The sequel to SAP Nation came out in book stores a week ago (print at CreateSpace and ebook atAmazon). As with previous books, I will be excerpting 10% of the contents over the next few weeks. Here is some from Chapter 5:
“In the Pulitzer-prize-winning The Soul of a New Machine, Tracy Kidder wrote of an ad that Data General produced but never ran. It read:
"They Say IBM's Entry Into Minicomputers Will Legitimize The Market. The Bastards Say, Welcome"
Jason Blessing, the CEO of Plex, a cloud manufacturing vendor (and before that an executive at Taleo, a cloud HCM vendor), similarly told me:
"Strange as it may sound, I am pleased to see S/4. First, SAP's cloud delivery promise and those of other major vendors like Oracle validates cloud computing, and what we have been doing at Plex for years now. Second, any time a company announces a next-gen product it puts their incumbent customer base in play. Customers know they have to re-platform and therefore re-implement their old SAP applications. Any effort like that becomes an opportunity for Plex to show what we can do for customers in the cloud.
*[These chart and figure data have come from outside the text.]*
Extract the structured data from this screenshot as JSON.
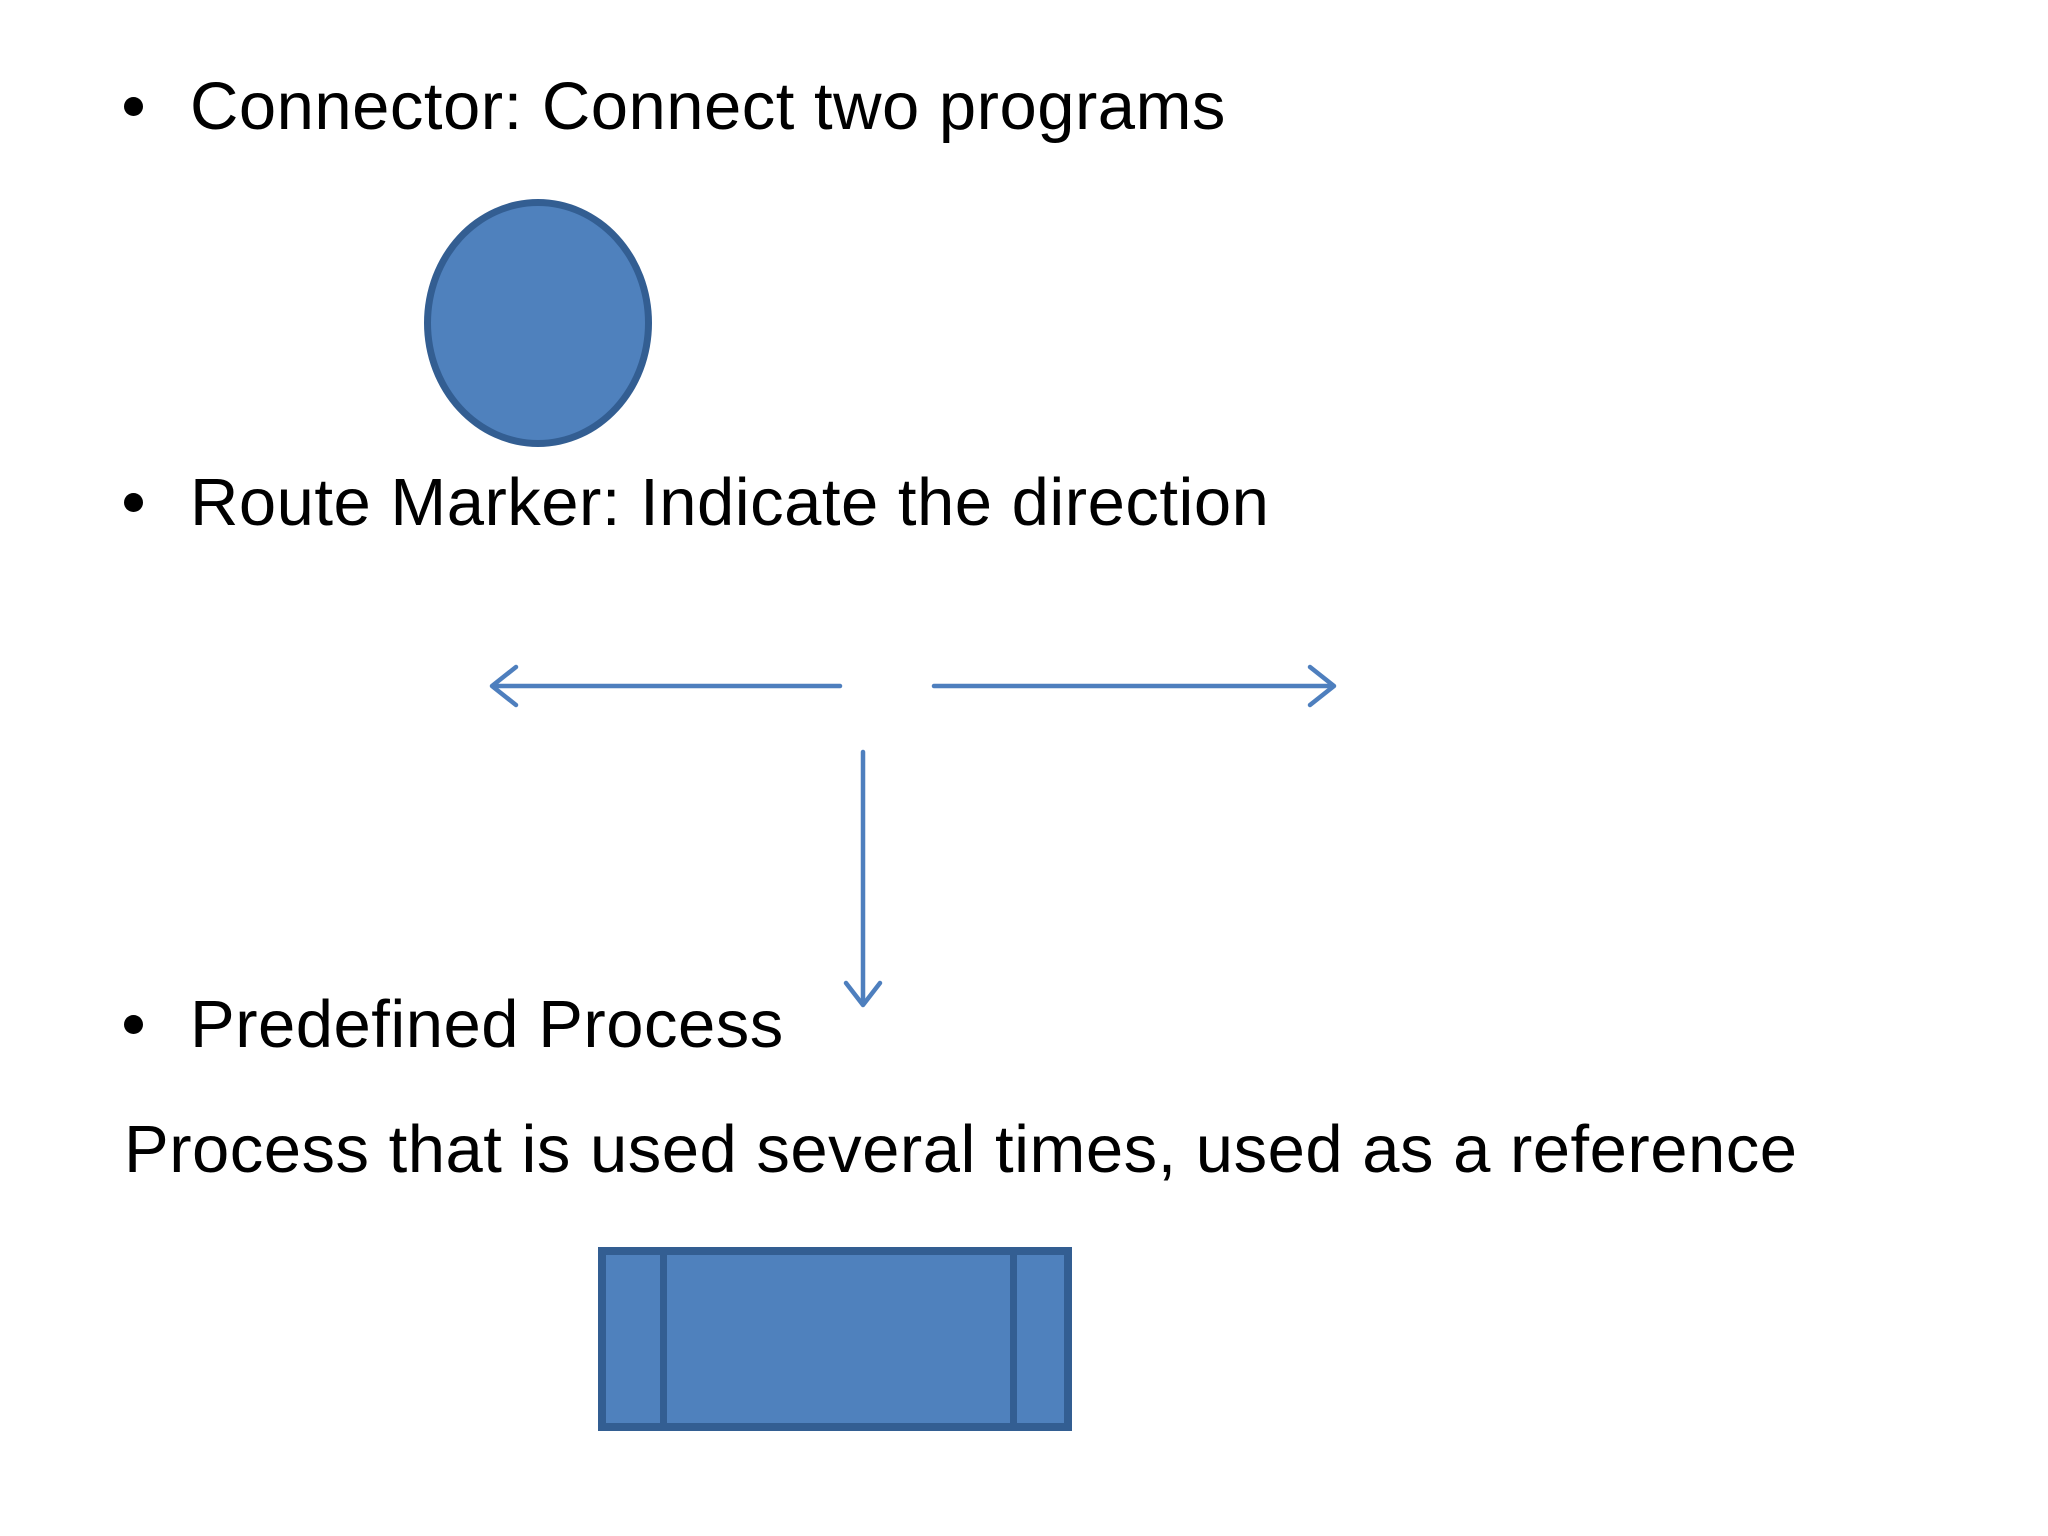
{
  "slide": {
    "colors": {
      "background": "#FFFFFF",
      "text": "#000000",
      "shape_fill": "#4F81BD",
      "shape_border": "#335E92",
      "arrow": "#4E7FBE"
    },
    "bullets": [
      {
        "label": "Connector: Connect two programs"
      },
      {
        "label": "Route Marker: Indicate the direction"
      },
      {
        "label": "Predefined Process"
      }
    ],
    "paragraph": "Process that is used several times, used as a reference"
  }
}
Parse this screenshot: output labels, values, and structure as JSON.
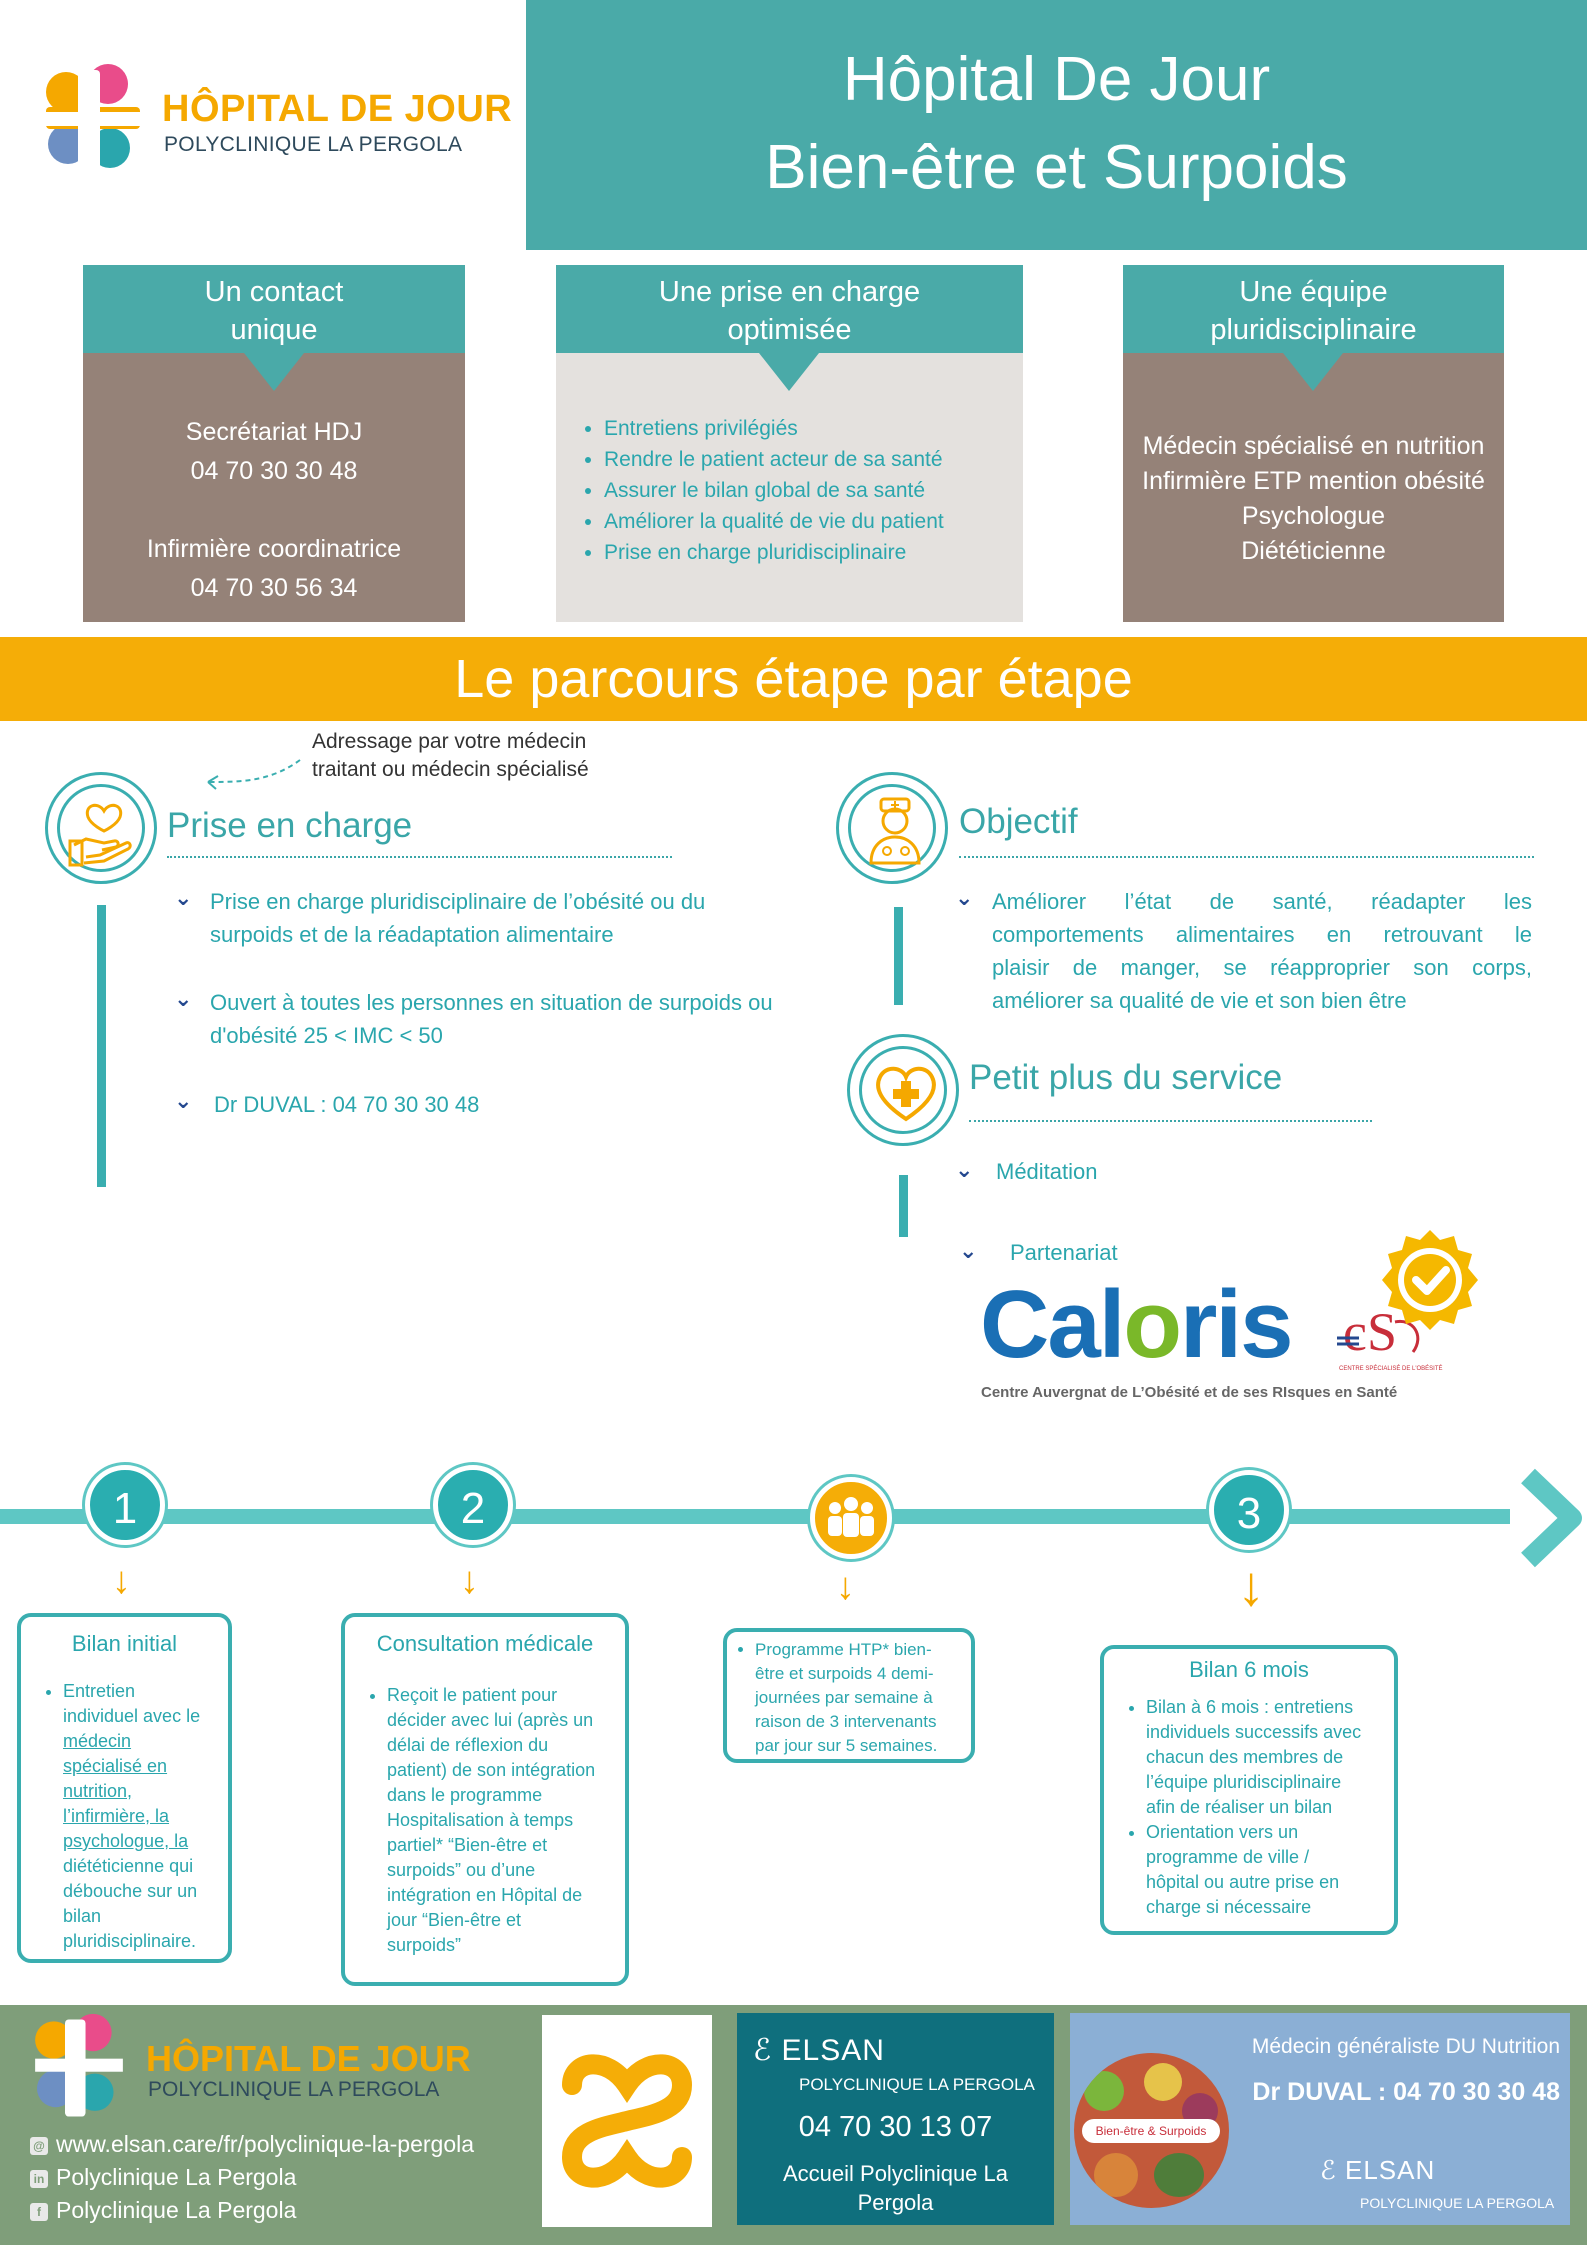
{
  "header": {
    "logo_main": "HÔPITAL DE JOUR",
    "logo_sub": "POLYCLINIQUE LA PERGOLA",
    "title_line1": "Hôpital De Jour",
    "title_line2": "Bien-être et Surpoids"
  },
  "cards": [
    {
      "title_line1": "Un contact",
      "title_line2": "unique",
      "lines": [
        "Secrétariat HDJ",
        "04 70 30 30 48",
        "",
        "Infirmière coordinatrice",
        "04 70 30 56 34"
      ],
      "bg": "#958278"
    },
    {
      "title_line1": "Une prise en charge",
      "title_line2": "optimisée",
      "items": [
        "Entretiens privilégiés",
        "Rendre le patient acteur de sa santé",
        "Assurer le bilan global de sa santé",
        "Améliorer la qualité de vie du patient",
        "Prise en charge pluridisciplinaire"
      ],
      "bg": "#e4e1de"
    },
    {
      "title_line1": "Une équipe",
      "title_line2": "pluridisciplinaire",
      "lines": [
        "Médecin spécialisé en nutrition",
        "Infirmière ETP mention obésité",
        "Psychologue",
        "Diététicienne"
      ],
      "bg": "#958278"
    }
  ],
  "banner": {
    "title": "Le parcours étape par étape"
  },
  "prise_en_charge": {
    "note_line1": "Adressage par votre médecin",
    "note_line2": "traitant ou médecin spécialisé",
    "title": "Prise en charge",
    "item1_line1": "Prise en charge pluridisciplinaire de l’obésité ou du",
    "item1_line2": "surpoids et de la réadaptation alimentaire",
    "item2_line1": "Ouvert à toutes les personnes en situation de surpoids  ou",
    "item2_line2": "d'obésité 25 < IMC < 50",
    "item3": "Dr DUVAL : 04 70 30 30 48"
  },
  "objectif": {
    "title": "Objectif",
    "text_line1": "Améliorer l’état de santé, réadapter les",
    "text_line2": "comportements alimentaires en retrouvant le",
    "text_line3": "plaisir de manger, se réapproprier son corps,",
    "text_line4": "améliorer sa qualité de vie et son bien être"
  },
  "petit_plus": {
    "title": "Petit plus du service",
    "item1": "Méditation",
    "item2": "Partenariat",
    "caloris_logo": "Caloris",
    "caloris_sub": "Centre Auvergnat de L’Obésité et de ses RIsques en Santé",
    "cso_logo": "CSO",
    "cso_sub": "CENTRE SPÉCIALISÉ DE L'OBÉSITÉ"
  },
  "timeline": {
    "steps": [
      {
        "num": "1"
      },
      {
        "num": "2"
      },
      {
        "num": "3"
      }
    ],
    "box1": {
      "title": "Bilan initial",
      "lines": [
        "Entretien",
        "individuel avec le",
        "médecin",
        "spécialisé en",
        "nutrition,",
        "l’infirmière, la",
        "psychologue, la",
        "diététicienne  qui",
        "débouche sur un",
        "bilan",
        "pluridisciplinaire."
      ]
    },
    "box2": {
      "title": "Consultation médicale",
      "lines": [
        "Reçoit le patient pour",
        "décider avec lui (après un",
        "délai de réflexion du",
        "patient) de son intégration",
        "dans le programme",
        "Hospitalisation à temps",
        "partiel* “Bien-être et",
        "surpoids” ou d’une",
        "intégration en Hôpital de",
        "jour “Bien-être et",
        "surpoids”"
      ]
    },
    "box3": {
      "lines": [
        "Programme HTP* bien-",
        "être et surpoids 4 demi-",
        "journées par semaine à",
        "raison de 3 intervenants",
        "par jour sur 5 semaines."
      ]
    },
    "box4": {
      "title": "Bilan 6 mois",
      "li1": [
        "Bilan à 6 mois  : entretiens",
        "individuels successifs avec",
        "chacun des membres de",
        "l’équipe pluridisciplinaire",
        "afin de réaliser un bilan"
      ],
      "li2": [
        "Orientation vers un",
        "programme de ville /",
        "hôpital ou autre prise en",
        "charge si nécessaire"
      ]
    }
  },
  "footer": {
    "logo_main": "HÔPITAL DE JOUR",
    "logo_sub": "POLYCLINIQUE LA PERGOLA",
    "website": "www.elsan.care/fr/polyclinique-la-pergola",
    "linkedin": "Polyclinique La Pergola",
    "facebook": "Polyclinique La Pergola",
    "elsan_brand": "ELSAN",
    "elsan_sub": "POLYCLINIQUE LA PERGOLA",
    "phone": "04 70 30 13 07",
    "accueil_line1": "Accueil Polyclinique La",
    "accueil_line2": "Pergola",
    "doctor_role": "Médecin généraliste DU Nutrition",
    "doctor_phone": "Dr DUVAL : 04 70 30 30 48",
    "food_badge": "Bien-être & Surpoids",
    "elsan_brand2": "ELSAN",
    "elsan_sub2": "POLYCLINIQUE LA PERGOLA"
  },
  "colors": {
    "teal": "#4aaaa8",
    "orange": "#f5ad07",
    "taupe": "#958278",
    "navy": "#24488f"
  }
}
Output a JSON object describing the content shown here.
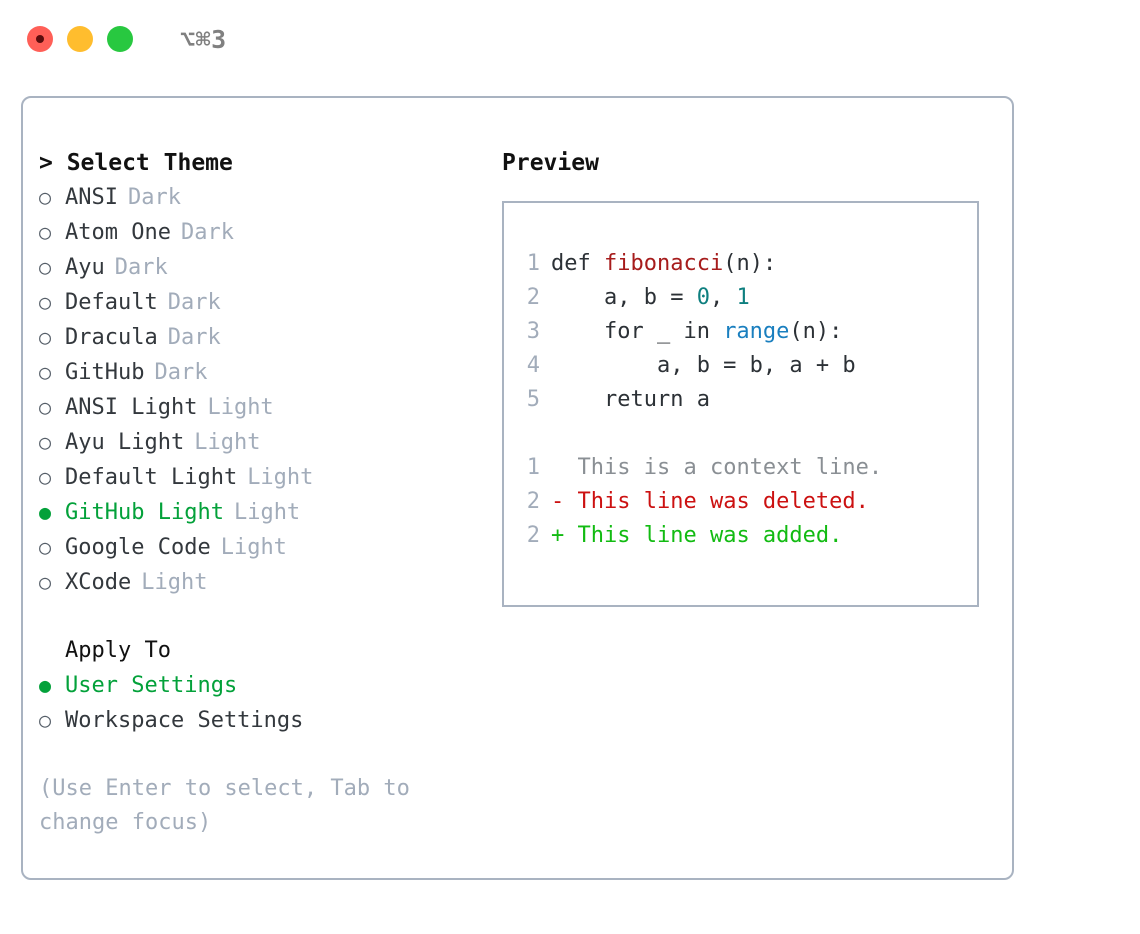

SAP may say S/4 is coming soon, but as we know, enterprise apps are complex. Look at Workday and Oracle Fusion - it's taken them a while to mature their cloud offerings. Additionally, SAP will need to adjust to our changed industry with the pay-as-you-go business model and more modular application sales. Our customers are poster children for those trends in the industry. They often start with a single plant and expand from there. Our private equity, cloud savvy investors embraced the subscription model a long time ago. Our partners think small and sell based on their operational knowledge not their big brands.
Being the last major software vendor to re-platform for the cloud, SAP does have the advantage of learning from the mistakes of others. On the other hand, being late puts more pressure on them, and likely they will only cosmetically refresh what they have today."
Kustoff, (the CIO) introduced in the previous chapter, agrees:
"This is the third major architectural shift I have seen in my IT career. Just like SAP capitalized on the move to client/server computing in the last wave, other vendors without a legacy and client base to support will pour in to take advantage of this shift."